Chief Justice Asif Saeed Khosa said the Supreme Court is "in the offing to set up 116 gender-based violence courts and also child courts in every district in Pakistan".
The courts "will be designed to look entirely different both in their infrastructure and working than other courts," he told judges in the capital Islamabad on Wednesday.
He offered no further details, and Supreme Court officials told AFP the plan is still being discussed.
Women have long fought for their rights in Pakistan, where activists say men commit "pervasive" violence against them, often with impunity.
Justice is elusive in a sluggish court system advocates say is slanted against female victims.
Many cases of violence against women in rural areas are not reported to authorities and instead mediated by village councils, often in a manner that is punitive for women.
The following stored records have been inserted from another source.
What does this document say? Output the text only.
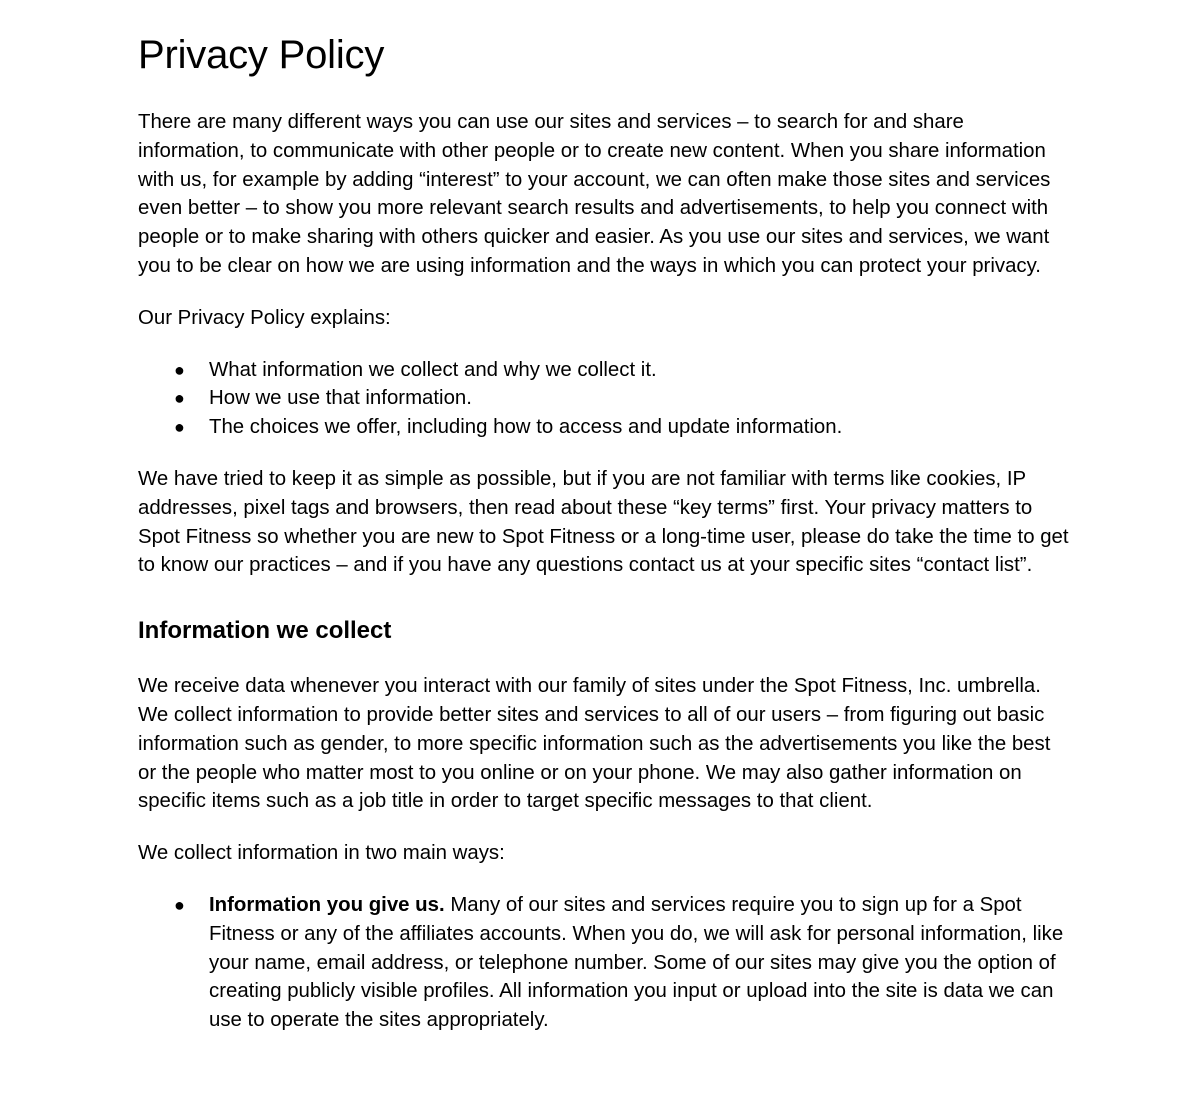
Privacy Policy

There are many different ways you can use our sites and services – to search for and share information, to communicate with other people or to create new content. When you share information with us, for example by adding “interest” to your account, we can often make those sites and services even better – to show you more relevant search results and advertisements, to help you connect with people or to make sharing with others quicker and easier. As you use our sites and services, we want you to be clear on how we are using information and the ways in which you can protect your privacy.

Our Privacy Policy explains:

● What information we collect and why we collect it.
● How we use that information.
● The choices we offer, including how to access and update information.

We have tried to keep it as simple as possible, but if you are not familiar with terms like cookies, IP addresses, pixel tags and browsers, then read about these “key terms” first. Your privacy matters to Spot Fitness so whether you are new to Spot Fitness or a long-time user, please do take the time to get to know our practices – and if you have any questions contact us at your specific sites “contact list”.

Information we collect

We receive data whenever you interact with our family of sites under the Spot Fitness, Inc. umbrella. We collect information to provide better sites and services to all of our users – from figuring out basic information such as gender, to more specific information such as the advertisements you like the best or the people who matter most to you online or on your phone. We may also gather information on specific items such as a job title in order to target specific messages to that client.

We collect information in two main ways:

● Information you give us. Many of our sites and services require you to sign up for a Spot Fitness or any of the affiliates accounts. When you do, we will ask for personal information, like your name, email address, or telephone number. Some of our sites may give you the option of creating publicly visible profiles. All information you input or upload into the site is data we can use to operate the sites appropriately.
Setting up gender-based violence courts is a "first step", said lawyer Benazir Jatoi -- though she warned that without clear mechanisms and effective implementation it was too soon to celebrate.
Jatoi cited a violence against women centre that was briefly set up in the central city of Multan.
"The present government in its shortsighted understanding of continuity of effective programmes stopped the funding for the centre," she told AFP.
"The newly-promised ... courts should not meet the same fate."